No human research can be called true science if it has not gone through mathematical proofs. And if you say that the sciences that begin and end in thought have truth, then you cannot agree with this, because experience without which there is no certainty does not participate in such purely mental reasoning.
The tremendous literary heritage of Leonardo da Vinci has survived to the present in a chaotic form, in manuscripts written with his left hand. Although Leonardo da Vinci did not print a single line from them, however, in his notes he constantly turned to an imaginary reader and for the last years of his life did not abandon the thought of publishing his works.
Already after the death of Leonardo da Vinci, his friend and pupil Francesco Melzi selected from them passages related to painting, from which he later composed the Treatise on Painting (Trattato della pittura, 1st ed., 1651). In full, the manuscript heritage of Leonardo da Vinci was published only in the 19th-20th centuries. In addition to enormous scientific and historical significance, it also has artistic value due to its concise, energetic syllable and unusually clean language. Living in the heyday of humanism, when the Italian language was considered secondary compared with Latin, Leonardo da Vinci admired his contemporaries with the beauty and expressiveness of his speech (according to legend he was a good improviser), but did not consider himself a writer and wrote as he said; his prose is therefore an example of the colloquial language of the intelligentsia of the 15th century, and this saved it as a whole from the artificiality and greatness inherent in the prose of the humanists, although in some passages of the didactic writings of Leonardo da Vinci we find echoes of pathos of the humanistic style.
Even in the least “poetic” fragments, Leonardo da Vinci’s syllable has a vivid imagery; Thus, his "Treatise on Painting" is equipped with magnificent descriptions (for example, the famous description of the flood), striking the mastery of verbal transmission of pictorial and plastic images. Along with descriptions in which the manner of the artist-painter is felt, Leonardo da Vinci gives many examples of narrative prose in his manuscripts: fables, facies (humorous stories), aphorisms, allegories, prophecies. In fables and fatsatsii Leonardo stands at the level of prose writers of the XIV century with their simple-minded practical morality; and some of his facies are indistinguishable from Saketti's short stories.
Allegories and prophecies are more fantastic: in the first, Leonardo da Vinci uses the techniques of medieval encyclopedias and bestiaries; the latter are in the nature of humorous riddles, distinguished by the vividness and accuracy of phraseology and imbued with a caustic, almost Voltairean irony directed at the famous preacher Girolamo Savonarola. Finally, in the aphorisms of Leonardo da Vinci his philosophy of nature, his thoughts about the inner essence of things are expressed in epigrammatic form. Fiction had for him a purely utilitarian, auxiliary value.
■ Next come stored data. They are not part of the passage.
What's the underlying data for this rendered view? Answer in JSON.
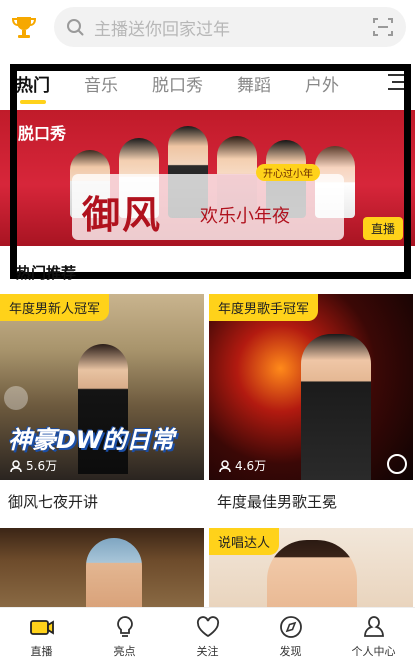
{
  "search": {
    "placeholder": "主播送你回家过年"
  },
  "tabs": [
    {
      "label": "热门",
      "active": true
    },
    {
      "label": "音乐",
      "active": false
    },
    {
      "label": "脱口秀",
      "active": false
    },
    {
      "label": "舞蹈",
      "active": false
    },
    {
      "label": "户外",
      "active": false
    }
  ],
  "banner": {
    "logo": "脱口秀",
    "title": "御风",
    "subtitle": "欢乐小年夜",
    "tag": "开心过小年",
    "badge": "直播"
  },
  "section": {
    "title": "热门推荐"
  },
  "cards": [
    {
      "badge": "年度男新人冠军",
      "overlay": "神豪DW的日常",
      "views": "5.6万",
      "caption": "御风七夜开讲"
    },
    {
      "badge": "年度男歌手冠军",
      "overlay": "",
      "views": "4.6万",
      "caption": "年度最佳男歌王冕"
    },
    {
      "badge": "",
      "overlay": "",
      "views": "",
      "caption": ""
    },
    {
      "badge": "说唱达人",
      "overlay": "",
      "views": "",
      "caption": ""
    }
  ],
  "nav": [
    {
      "label": "直播",
      "icon": "tv-icon",
      "active": true
    },
    {
      "label": "亮点",
      "icon": "bulb-icon",
      "active": false
    },
    {
      "label": "关注",
      "icon": "heart-icon",
      "active": false
    },
    {
      "label": "发现",
      "icon": "compass-icon",
      "active": false
    },
    {
      "label": "个人中心",
      "icon": "user-icon",
      "active": false
    }
  ],
  "colors": {
    "accent": "#ffd21a",
    "banner": "#c01b2a"
  }
}
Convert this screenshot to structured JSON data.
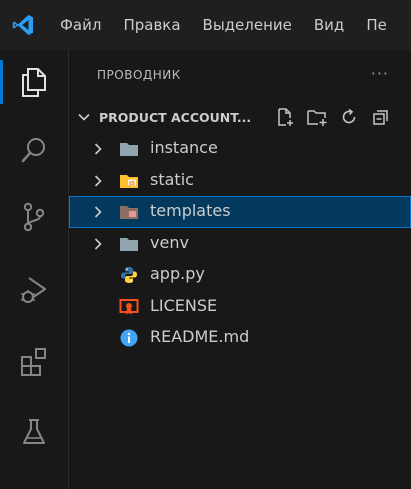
{
  "menu": [
    "Файл",
    "Правка",
    "Выделение",
    "Вид",
    "Пе"
  ],
  "explorer": {
    "title": "ПРОВОДНИК",
    "more": "···",
    "section_title": "PRODUCT ACCOUNT...",
    "items": [
      {
        "label": "instance",
        "type": "folder",
        "icon": "folder-icon"
      },
      {
        "label": "static",
        "type": "folder",
        "icon": "folder-static-icon"
      },
      {
        "label": "templates",
        "type": "folder",
        "icon": "folder-templates-icon",
        "selected": true
      },
      {
        "label": "venv",
        "type": "folder",
        "icon": "folder-icon"
      },
      {
        "label": "app.py",
        "type": "file",
        "icon": "python-icon"
      },
      {
        "label": "LICENSE",
        "type": "file",
        "icon": "license-icon"
      },
      {
        "label": "README.md",
        "type": "file",
        "icon": "info-icon"
      }
    ]
  },
  "colors": {
    "accent": "#0078d4",
    "selection_bg": "#04395e",
    "background": "#181818",
    "titlebar": "#1f1f1f"
  }
}
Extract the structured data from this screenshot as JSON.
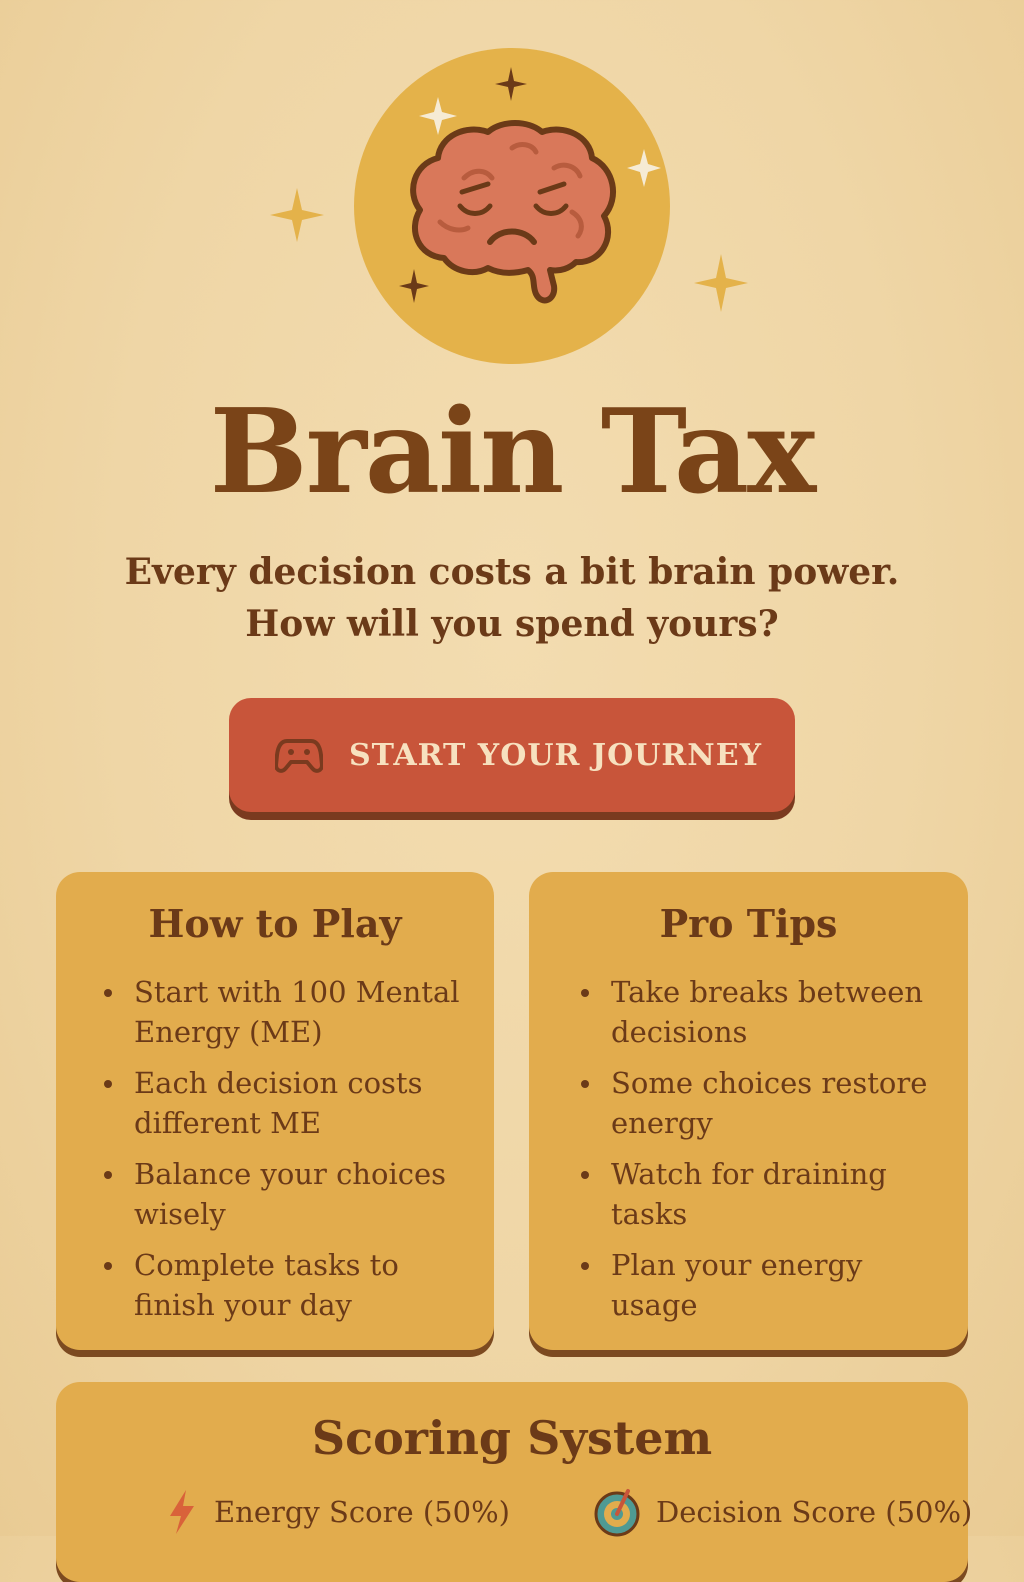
{
  "app": {
    "title": "Brain Tax",
    "subtitle_line1": "Every decision costs a bit brain power.",
    "subtitle_line2": "How will you spend yours?"
  },
  "hero": {
    "icon": "sad-brain-icon",
    "sparkles": [
      "sparkle-icon"
    ]
  },
  "start_button": {
    "label": "START YOUR JOURNEY",
    "icon": "gamepad-icon"
  },
  "how_to_play": {
    "title": "How to Play",
    "items": [
      "Start with 100 Mental Energy (ME)",
      "Each decision costs different ME",
      "Balance your choices wisely",
      "Complete tasks to finish your day"
    ]
  },
  "pro_tips": {
    "title": "Pro Tips",
    "items": [
      "Take breaks between decisions",
      "Some choices restore energy",
      "Watch for draining tasks",
      "Plan your energy usage"
    ]
  },
  "scoring": {
    "title": "Scoring System",
    "items": [
      {
        "label": "Energy Score (50%)",
        "icon": "lightning-icon"
      },
      {
        "label": "Decision Score (50%)",
        "icon": "target-icon"
      }
    ]
  },
  "colors": {
    "background": "#efd6a6",
    "hero_circle": "#e4b24a",
    "brain": "#d9785a",
    "accent_button": "#c8553a",
    "card": "#e2ac4d",
    "text": "#6b3a18"
  }
}
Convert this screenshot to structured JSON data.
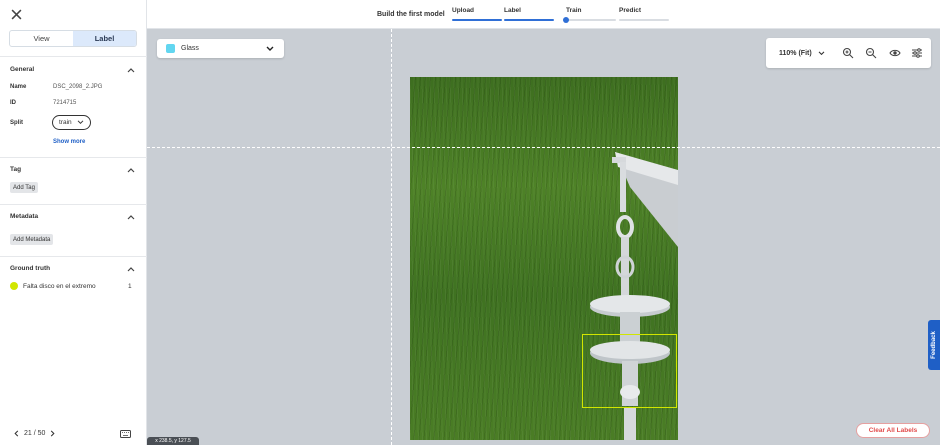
{
  "sidebar": {
    "tabs": [
      {
        "label": "View"
      },
      {
        "label": "Label"
      }
    ],
    "general": {
      "title": "General",
      "name_label": "Name",
      "name_value": "DSC_2098_2.JPG",
      "id_label": "ID",
      "id_value": "7214715",
      "split_label": "Split",
      "split_value": "train",
      "show_more": "Show more"
    },
    "tag": {
      "title": "Tag",
      "add": "Add Tag"
    },
    "metadata": {
      "title": "Metadata",
      "add": "Add Metadata"
    },
    "ground_truth": {
      "title": "Ground truth",
      "item_name": "Falta disco en el extremo",
      "item_count": "1",
      "item_color": "#d1e600"
    },
    "pager": {
      "text": "21 / 50"
    }
  },
  "topbar": {
    "title": "Build the first model",
    "steps": [
      {
        "label": "Upload"
      },
      {
        "label": "Label"
      },
      {
        "label": "Train"
      },
      {
        "label": "Predict"
      }
    ]
  },
  "canvas": {
    "class_selector": {
      "value": "Glass",
      "color": "#62d6f0"
    },
    "zoom": {
      "label": "110% (Fit)"
    },
    "clear_button": "Clear All Labels",
    "feedback": "Feedback",
    "coords": "x 238.5, y 127.5"
  }
}
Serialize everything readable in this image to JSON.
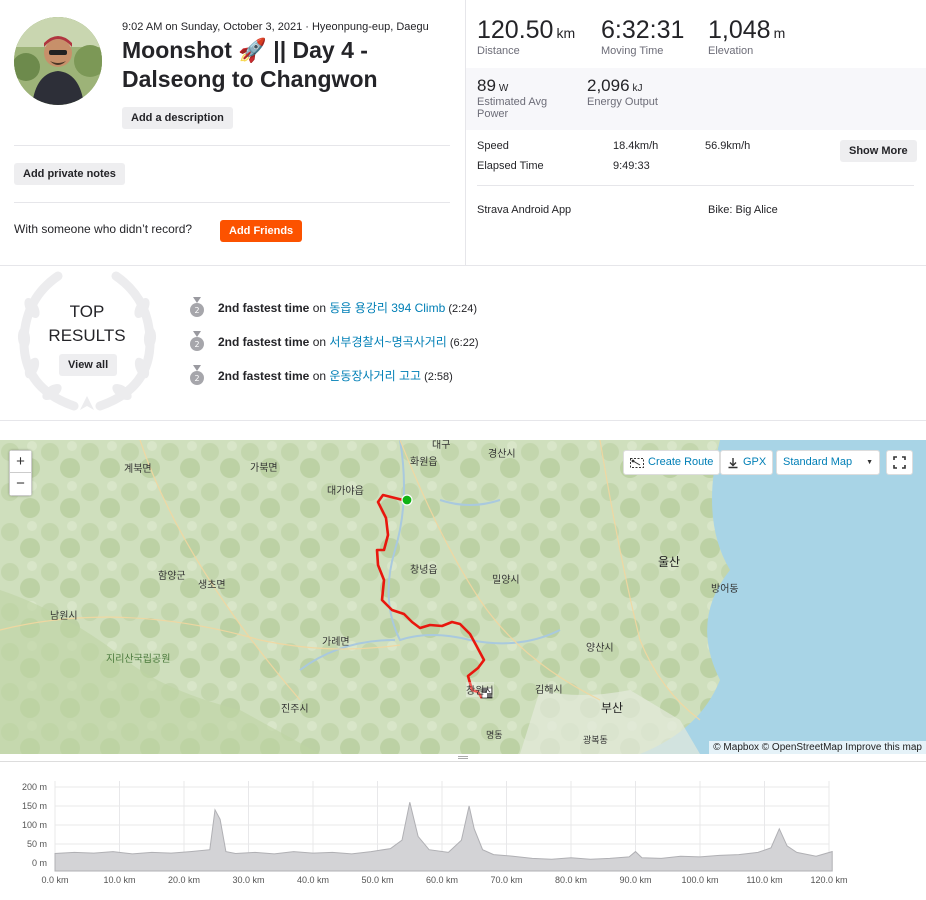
{
  "activity": {
    "meta": "9:02 AM on Sunday, October 3, 2021 · Hyeonpung-eup, Daegu",
    "title": "Moonshot 🚀 || Day 4 - Dalseong to Changwon",
    "add_description": "Add a description",
    "add_private_notes": "Add private notes",
    "someone_text": "With someone who didn’t record?",
    "add_friends": "Add Friends"
  },
  "stats": {
    "distance": {
      "value": "120.50",
      "unit": "km",
      "label": "Distance"
    },
    "moving_time": {
      "value": "6:32:31",
      "label": "Moving Time"
    },
    "elevation": {
      "value": "1,048",
      "unit": "m",
      "label": "Elevation"
    },
    "power": {
      "value": "89",
      "unit": "W",
      "label_line1": "Estimated Avg",
      "label_line2": "Power"
    },
    "energy": {
      "value": "2,096",
      "unit": "kJ",
      "label": "Energy Output"
    },
    "speed_label": "Speed",
    "speed_avg": "18.4km/h",
    "speed_max": "56.9km/h",
    "elapsed_label": "Elapsed Time",
    "elapsed_value": "9:49:33",
    "show_more": "Show More",
    "device": "Strava Android App",
    "bike": "Bike: Big Alice"
  },
  "top_results": {
    "title_line1": "TOP",
    "title_line2": "RESULTS",
    "view_all": "View all",
    "items": [
      {
        "rank": "2",
        "bold": "2nd fastest time",
        "on": " on ",
        "segment": "동읍 용강리 394 Climb",
        "time": " (2:24)"
      },
      {
        "rank": "2",
        "bold": "2nd fastest time",
        "on": " on ",
        "segment": "서부경찰서~명곡사거리",
        "time": " (6:22)"
      },
      {
        "rank": "2",
        "bold": "2nd fastest time",
        "on": " on ",
        "segment": "운동장사거리 고고",
        "time": " (2:58)"
      }
    ]
  },
  "map": {
    "create_route": "Create Route",
    "gpx": "GPX",
    "style": "Standard Map",
    "zoom_in": "+",
    "zoom_out": "−",
    "attribution": "© Mapbox © OpenStreetMap Improve this map",
    "places": [
      {
        "name": "대구"
      },
      {
        "name": "계북면"
      },
      {
        "name": "가북면"
      },
      {
        "name": "화원읍"
      },
      {
        "name": "경산시"
      },
      {
        "name": "대가야읍"
      },
      {
        "name": "함양군"
      },
      {
        "name": "생초면"
      },
      {
        "name": "창녕읍"
      },
      {
        "name": "밀양시"
      },
      {
        "name": "울산"
      },
      {
        "name": "방어동"
      },
      {
        "name": "남원시"
      },
      {
        "name": "가례면"
      },
      {
        "name": "지리산국립공원"
      },
      {
        "name": "양산시"
      },
      {
        "name": "김해시"
      },
      {
        "name": "창원시"
      },
      {
        "name": "부산"
      },
      {
        "name": "진주시"
      },
      {
        "name": "명동"
      },
      {
        "name": "광복동"
      }
    ]
  },
  "elevation_chart": {
    "y_ticks": [
      "200 m",
      "150 m",
      "100 m",
      "50 m",
      "0 m"
    ],
    "x_ticks": [
      "0.0 km",
      "10.0 km",
      "20.0 km",
      "30.0 km",
      "40.0 km",
      "50.0 km",
      "60.0 km",
      "70.0 km",
      "80.0 km",
      "90.0 km",
      "100.0 km",
      "110.0 km",
      "120.0 km"
    ],
    "ylim": [
      0,
      200
    ],
    "xlim": [
      0,
      120
    ],
    "profile_km": [
      0,
      3,
      6,
      9,
      12,
      15,
      18,
      21,
      24,
      24.8,
      25.6,
      26.5,
      28,
      31,
      34,
      37,
      40,
      43,
      46,
      49,
      52,
      53.8,
      55,
      56.3,
      58,
      61,
      63,
      64.2,
      65,
      66.3,
      68,
      71,
      74,
      77,
      80,
      83,
      86,
      89,
      90,
      91,
      94,
      97,
      100,
      103,
      106,
      109,
      111,
      112.3,
      113.5,
      115,
      118,
      120.5
    ],
    "profile_m": [
      25,
      28,
      26,
      30,
      24,
      28,
      26,
      30,
      35,
      140,
      115,
      30,
      25,
      28,
      24,
      30,
      26,
      28,
      24,
      30,
      38,
      60,
      160,
      70,
      35,
      28,
      60,
      150,
      90,
      35,
      22,
      18,
      12,
      10,
      14,
      10,
      12,
      16,
      30,
      14,
      12,
      18,
      16,
      20,
      22,
      28,
      40,
      90,
      45,
      28,
      18,
      30
    ]
  }
}
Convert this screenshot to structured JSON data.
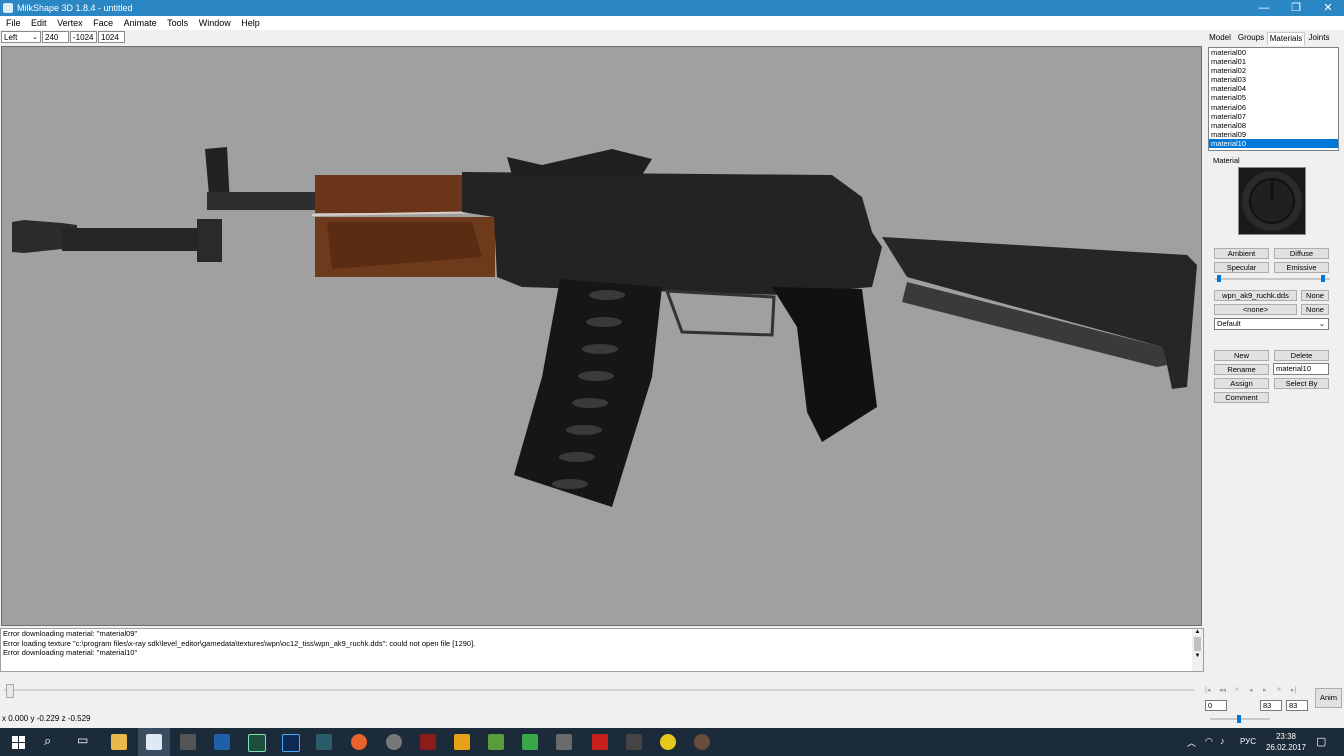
{
  "window": {
    "title": "MilkShape 3D 1.8.4 - untitled",
    "minimize": "—",
    "restore": "❐",
    "close": "✕"
  },
  "menu": [
    "File",
    "Edit",
    "Vertex",
    "Face",
    "Animate",
    "Tools",
    "Window",
    "Help"
  ],
  "toolbar": {
    "view": "Left",
    "field1": "240",
    "field2": "-1024",
    "field3": "1024"
  },
  "panel": {
    "tabs": [
      "Model",
      "Groups",
      "Materials",
      "Joints"
    ],
    "active_tab": "Materials",
    "materials": [
      "material00",
      "material01",
      "material02",
      "material03",
      "material04",
      "material05",
      "material06",
      "material07",
      "material08",
      "material09",
      "material10"
    ],
    "selected_material": "material10",
    "material_label": "Material",
    "ambient": "Ambient",
    "diffuse": "Diffuse",
    "specular": "Specular",
    "emissive": "Emissive",
    "texture1": "wpn_ak9_ruchk.dds",
    "texture2": "<none>",
    "none1": "None",
    "none2": "None",
    "mode": "Default",
    "new": "New",
    "delete": "Delete",
    "rename": "Rename",
    "rename_value": "material10",
    "assign": "Assign",
    "select_by": "Select By",
    "comment": "Comment"
  },
  "log": [
    "Error downloading material: \"material09\"",
    "Error loading texture \"c:\\program files\\x-ray sdk\\level_editor\\gamedata\\textures\\wpn\\oc12_tiss\\wpn_ak9_ruchk.dds\": could not open file [1290].",
    "Error downloading material: \"material10\""
  ],
  "timeline": {
    "frame_start": "0",
    "frame_cur": "83",
    "frame_end": "83",
    "anim": "Anim"
  },
  "status": {
    "coords": "x 0.000 y -0.229 z -0.529"
  },
  "taskbar": {
    "lang": "РУС",
    "time": "23:38",
    "date": "26.02.2017"
  },
  "colors": {
    "titlebar": "#2b87c4",
    "viewport": "#a0a0a0",
    "selection": "#0078d7",
    "taskbar": "#1c2b3a"
  }
}
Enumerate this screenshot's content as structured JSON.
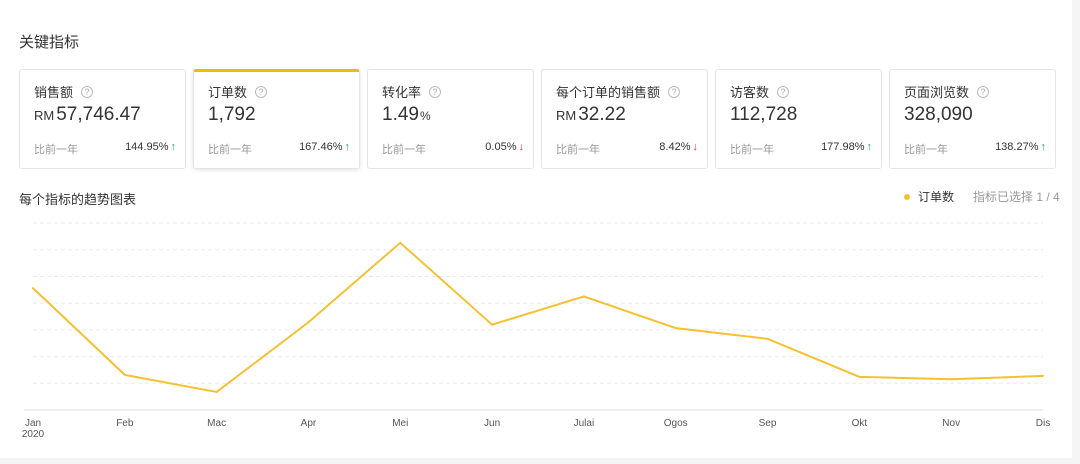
{
  "section_title": "关键指标",
  "metrics": [
    {
      "name": "销售额",
      "currency": "RM",
      "value": "57,746.47",
      "unit": "",
      "compare_label": "比前一年",
      "change": "144.95%",
      "direction": "up",
      "selected": false
    },
    {
      "name": "订单数",
      "currency": "",
      "value": "1,792",
      "unit": "",
      "compare_label": "比前一年",
      "change": "167.46%",
      "direction": "up",
      "selected": true
    },
    {
      "name": "转化率",
      "currency": "",
      "value": "1.49",
      "unit": "%",
      "compare_label": "比前一年",
      "change": "0.05%",
      "direction": "down",
      "selected": false
    },
    {
      "name": "每个订单的销售额",
      "currency": "RM",
      "value": "32.22",
      "unit": "",
      "compare_label": "比前一年",
      "change": "8.42%",
      "direction": "down",
      "selected": false
    },
    {
      "name": "访客数",
      "currency": "",
      "value": "112,728",
      "unit": "",
      "compare_label": "比前一年",
      "change": "177.98%",
      "direction": "up",
      "selected": false
    },
    {
      "name": "页面浏览数",
      "currency": "",
      "value": "328,090",
      "unit": "",
      "compare_label": "比前一年",
      "change": "138.27%",
      "direction": "up",
      "selected": false
    }
  ],
  "chart_section": {
    "title": "每个指标的趋势图表",
    "legend_label": "订单数",
    "selected_count": "指标已选择 1 / 4"
  },
  "colors": {
    "accent": "#f0b90b",
    "line": "#f5c132",
    "up": "#27b345",
    "down": "#e8332a"
  },
  "chart_data": {
    "type": "line",
    "categories": [
      "Jan",
      "Feb",
      "Mac",
      "Apr",
      "Mei",
      "Jun",
      "Julai",
      "Ogos",
      "Sep",
      "Okt",
      "Nov",
      "Dis"
    ],
    "year_label": "2020",
    "series": [
      {
        "name": "订单数",
        "values": [
          250,
          72,
          37,
          180,
          343,
          175,
          233,
          168,
          146,
          68,
          63,
          70
        ]
      }
    ],
    "ylim": [
      0,
      400
    ],
    "grid": true
  }
}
A special place in the artist’s legacy is occupied by the treatise “On the game of chess” (lat. “De Ludo Schacorum”) - the book of the Italian monk-mathematician Luca Bartolomeo Pacioli from the monastery of the Holy Sepulcher in Latin. The treatise is also known under the name "Driving Boredom" (lat. "Schifanoia"). Some illustrations for the treatise are attributed by Leonardo da Vinci, and some researchers claim that he compiled some chess problems from this collection.